Jenna wrapped her hands around the warmth of her coffee mug, grounding herself. She recounted the vision, starting with the oak tree and the carving hand. “It was the same tree, but the initials carved into the wood kept changing, The last time I saw were just like they are now, SV + NS.”
“So those initials—they didn’t mean anything to you?” Jake asked, sipping his coffee, his brow furrowed.
“Not yet.” Jenna shook her head slightly, her chestnut hair swaying. “But then there was a woman— one I thought could be Amber Stevens when she appeared in my last dream.”

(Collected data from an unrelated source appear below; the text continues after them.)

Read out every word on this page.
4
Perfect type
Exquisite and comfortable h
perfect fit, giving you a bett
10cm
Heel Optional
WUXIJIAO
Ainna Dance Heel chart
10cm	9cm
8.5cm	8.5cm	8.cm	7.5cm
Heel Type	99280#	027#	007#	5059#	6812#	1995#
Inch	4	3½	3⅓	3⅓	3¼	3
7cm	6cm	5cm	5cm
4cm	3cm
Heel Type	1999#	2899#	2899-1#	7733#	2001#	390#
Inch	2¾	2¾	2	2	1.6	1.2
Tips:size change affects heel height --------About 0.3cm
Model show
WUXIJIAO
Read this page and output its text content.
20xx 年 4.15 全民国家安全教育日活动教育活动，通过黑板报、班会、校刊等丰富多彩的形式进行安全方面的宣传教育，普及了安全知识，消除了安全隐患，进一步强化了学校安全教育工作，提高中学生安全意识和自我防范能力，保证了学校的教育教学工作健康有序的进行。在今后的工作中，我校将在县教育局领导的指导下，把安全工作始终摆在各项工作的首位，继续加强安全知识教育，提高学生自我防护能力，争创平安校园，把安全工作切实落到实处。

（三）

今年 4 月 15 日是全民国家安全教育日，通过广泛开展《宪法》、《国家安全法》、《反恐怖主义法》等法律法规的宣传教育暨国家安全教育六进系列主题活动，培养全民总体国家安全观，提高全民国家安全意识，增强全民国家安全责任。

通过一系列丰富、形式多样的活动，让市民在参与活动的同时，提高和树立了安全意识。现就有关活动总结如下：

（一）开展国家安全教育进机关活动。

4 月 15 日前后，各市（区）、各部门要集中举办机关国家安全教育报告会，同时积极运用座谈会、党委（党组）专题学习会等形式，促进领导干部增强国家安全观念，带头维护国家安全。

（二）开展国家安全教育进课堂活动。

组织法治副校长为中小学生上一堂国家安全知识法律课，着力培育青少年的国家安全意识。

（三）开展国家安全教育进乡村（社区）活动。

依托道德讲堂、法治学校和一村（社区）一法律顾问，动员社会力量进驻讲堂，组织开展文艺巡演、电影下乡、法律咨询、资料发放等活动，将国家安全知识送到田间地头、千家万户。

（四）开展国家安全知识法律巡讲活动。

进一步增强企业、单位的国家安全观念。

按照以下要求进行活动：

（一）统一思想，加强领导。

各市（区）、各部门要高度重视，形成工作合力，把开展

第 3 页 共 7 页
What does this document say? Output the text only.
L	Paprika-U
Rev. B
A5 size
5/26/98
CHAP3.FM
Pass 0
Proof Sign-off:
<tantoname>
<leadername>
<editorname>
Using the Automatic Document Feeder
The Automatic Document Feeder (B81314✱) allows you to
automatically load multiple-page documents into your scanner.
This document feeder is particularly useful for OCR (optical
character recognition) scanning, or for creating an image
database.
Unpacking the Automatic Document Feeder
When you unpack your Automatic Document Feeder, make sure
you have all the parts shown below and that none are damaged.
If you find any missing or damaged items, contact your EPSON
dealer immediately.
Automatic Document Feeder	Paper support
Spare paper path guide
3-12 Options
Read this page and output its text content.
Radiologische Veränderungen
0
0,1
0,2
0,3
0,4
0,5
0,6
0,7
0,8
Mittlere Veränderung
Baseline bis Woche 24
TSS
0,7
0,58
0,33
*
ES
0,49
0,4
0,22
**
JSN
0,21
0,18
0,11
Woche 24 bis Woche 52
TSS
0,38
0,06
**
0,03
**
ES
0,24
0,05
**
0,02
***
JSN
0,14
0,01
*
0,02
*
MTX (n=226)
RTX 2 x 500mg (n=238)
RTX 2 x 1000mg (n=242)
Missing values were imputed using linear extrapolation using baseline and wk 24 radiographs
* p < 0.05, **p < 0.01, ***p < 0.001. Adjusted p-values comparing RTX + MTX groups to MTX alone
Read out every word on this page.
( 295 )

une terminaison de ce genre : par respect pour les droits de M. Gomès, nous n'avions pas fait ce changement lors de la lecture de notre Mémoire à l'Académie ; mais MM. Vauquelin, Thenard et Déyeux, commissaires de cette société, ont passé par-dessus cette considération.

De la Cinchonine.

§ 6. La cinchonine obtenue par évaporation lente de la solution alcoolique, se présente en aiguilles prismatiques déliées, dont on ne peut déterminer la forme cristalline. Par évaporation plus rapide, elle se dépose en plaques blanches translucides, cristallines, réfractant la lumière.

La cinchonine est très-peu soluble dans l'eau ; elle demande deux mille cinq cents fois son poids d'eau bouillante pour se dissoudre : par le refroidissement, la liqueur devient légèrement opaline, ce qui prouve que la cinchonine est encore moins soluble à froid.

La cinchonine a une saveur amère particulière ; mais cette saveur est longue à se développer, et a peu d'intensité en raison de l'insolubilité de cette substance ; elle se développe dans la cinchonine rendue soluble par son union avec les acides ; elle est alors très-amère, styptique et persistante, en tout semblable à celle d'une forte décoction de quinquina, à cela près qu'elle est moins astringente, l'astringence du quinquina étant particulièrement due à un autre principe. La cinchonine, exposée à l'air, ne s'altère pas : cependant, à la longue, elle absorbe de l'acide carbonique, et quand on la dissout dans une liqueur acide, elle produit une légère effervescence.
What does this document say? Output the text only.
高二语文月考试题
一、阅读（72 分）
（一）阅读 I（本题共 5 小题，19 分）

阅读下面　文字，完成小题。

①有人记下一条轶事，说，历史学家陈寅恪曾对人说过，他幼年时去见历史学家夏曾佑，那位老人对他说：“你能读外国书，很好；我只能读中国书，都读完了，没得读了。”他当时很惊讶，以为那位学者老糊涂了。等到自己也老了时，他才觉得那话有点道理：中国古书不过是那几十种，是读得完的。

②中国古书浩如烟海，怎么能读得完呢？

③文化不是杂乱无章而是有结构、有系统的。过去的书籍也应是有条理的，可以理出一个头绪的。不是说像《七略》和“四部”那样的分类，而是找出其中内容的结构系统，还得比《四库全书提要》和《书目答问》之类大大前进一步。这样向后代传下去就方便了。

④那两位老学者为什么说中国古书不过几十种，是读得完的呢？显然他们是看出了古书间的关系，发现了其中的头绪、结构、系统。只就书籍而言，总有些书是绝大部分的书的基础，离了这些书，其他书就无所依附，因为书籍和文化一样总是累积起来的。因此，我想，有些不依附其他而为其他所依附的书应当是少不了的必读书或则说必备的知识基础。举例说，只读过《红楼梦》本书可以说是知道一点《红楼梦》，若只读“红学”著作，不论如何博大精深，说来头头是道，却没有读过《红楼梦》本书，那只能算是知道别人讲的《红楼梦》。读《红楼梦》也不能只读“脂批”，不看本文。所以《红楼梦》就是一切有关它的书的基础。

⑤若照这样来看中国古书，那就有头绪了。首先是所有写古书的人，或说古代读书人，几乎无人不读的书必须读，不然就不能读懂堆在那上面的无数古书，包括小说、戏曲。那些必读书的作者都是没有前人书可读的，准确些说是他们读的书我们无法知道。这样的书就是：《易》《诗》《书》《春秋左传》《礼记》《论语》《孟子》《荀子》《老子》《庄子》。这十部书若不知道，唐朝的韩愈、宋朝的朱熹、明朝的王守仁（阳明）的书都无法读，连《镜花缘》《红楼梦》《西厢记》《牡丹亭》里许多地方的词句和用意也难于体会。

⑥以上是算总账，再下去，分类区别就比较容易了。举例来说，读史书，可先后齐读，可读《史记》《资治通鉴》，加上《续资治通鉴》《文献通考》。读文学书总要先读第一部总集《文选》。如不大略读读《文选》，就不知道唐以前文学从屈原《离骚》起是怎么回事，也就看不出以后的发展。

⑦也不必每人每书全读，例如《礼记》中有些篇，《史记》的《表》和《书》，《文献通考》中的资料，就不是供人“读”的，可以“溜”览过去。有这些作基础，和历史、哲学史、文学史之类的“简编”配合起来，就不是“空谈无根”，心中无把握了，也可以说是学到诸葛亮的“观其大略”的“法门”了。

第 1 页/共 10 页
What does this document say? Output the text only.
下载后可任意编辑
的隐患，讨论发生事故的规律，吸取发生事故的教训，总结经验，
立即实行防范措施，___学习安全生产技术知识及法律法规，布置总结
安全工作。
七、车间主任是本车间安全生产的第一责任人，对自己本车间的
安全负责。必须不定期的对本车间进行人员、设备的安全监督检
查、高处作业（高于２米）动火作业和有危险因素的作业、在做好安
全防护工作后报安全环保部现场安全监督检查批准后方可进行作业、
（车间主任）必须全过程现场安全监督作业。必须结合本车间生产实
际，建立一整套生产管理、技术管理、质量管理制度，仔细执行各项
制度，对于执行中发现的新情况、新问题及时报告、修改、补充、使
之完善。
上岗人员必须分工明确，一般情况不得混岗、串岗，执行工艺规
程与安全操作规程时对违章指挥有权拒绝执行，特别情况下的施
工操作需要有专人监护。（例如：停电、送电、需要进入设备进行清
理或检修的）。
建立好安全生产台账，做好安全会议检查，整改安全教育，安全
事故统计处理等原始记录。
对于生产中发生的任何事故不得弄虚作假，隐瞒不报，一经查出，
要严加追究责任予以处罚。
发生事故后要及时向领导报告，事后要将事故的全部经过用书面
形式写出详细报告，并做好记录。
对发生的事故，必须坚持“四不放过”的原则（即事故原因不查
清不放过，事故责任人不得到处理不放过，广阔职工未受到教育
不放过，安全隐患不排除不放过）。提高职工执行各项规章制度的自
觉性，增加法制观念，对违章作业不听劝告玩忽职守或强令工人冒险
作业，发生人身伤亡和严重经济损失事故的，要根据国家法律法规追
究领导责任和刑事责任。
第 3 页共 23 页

“Could be? Or is?” Jake pressed a note of urgency in his tone.
“That’s where things get complicated.” Jenna paused, her gaze unfocused as if she were seeing through the diner walls and back to the dream landscape. The clink of cutlery and the smell of frying bacon filtered through the air as she pieced together fragments of her visions with Amber’s case and the graves they had found. As she recounted the details of her dream, the fog in her memory began to dissipate, allowing her to interpret features with greater clarity.
“Then,” she continued, “another woman appeared beside the one I had thought was our missing girl Amber.”
Jake’s hand paused mid-air, his coffee cup an inch from his lips. “Another one?”
“Identical almost, in a haunting way. But as the mist cleared, it was obvious—neither of them was actually Amber.”
“Do you think that could mean that Amber is still alive?” he ventured.
“Perhaps,” she conceded. “In my dream, I followed those two women into the woods.” She gestured vaguely with her hand, mimicking the motion of pushing through unseen branches.“They led me to that clearing where the ground was disturbed—two graves, freshly dug. The same ones we saw today.”
Jake set down his cup with a soft clink against the slick tabletop, his expression somber yet alert. “In your dream, you saw graves when they were new? Before anyone was buried there?”
Jenna nodded, her mind’s eye retracing the steps through the dream’s wooded labyrinth. “We returned to the tree afterward. That’s when I saw it—the pruning scar was different. It bore initials: SV + NS. Carved deeply, like they were meant to endure time itself.”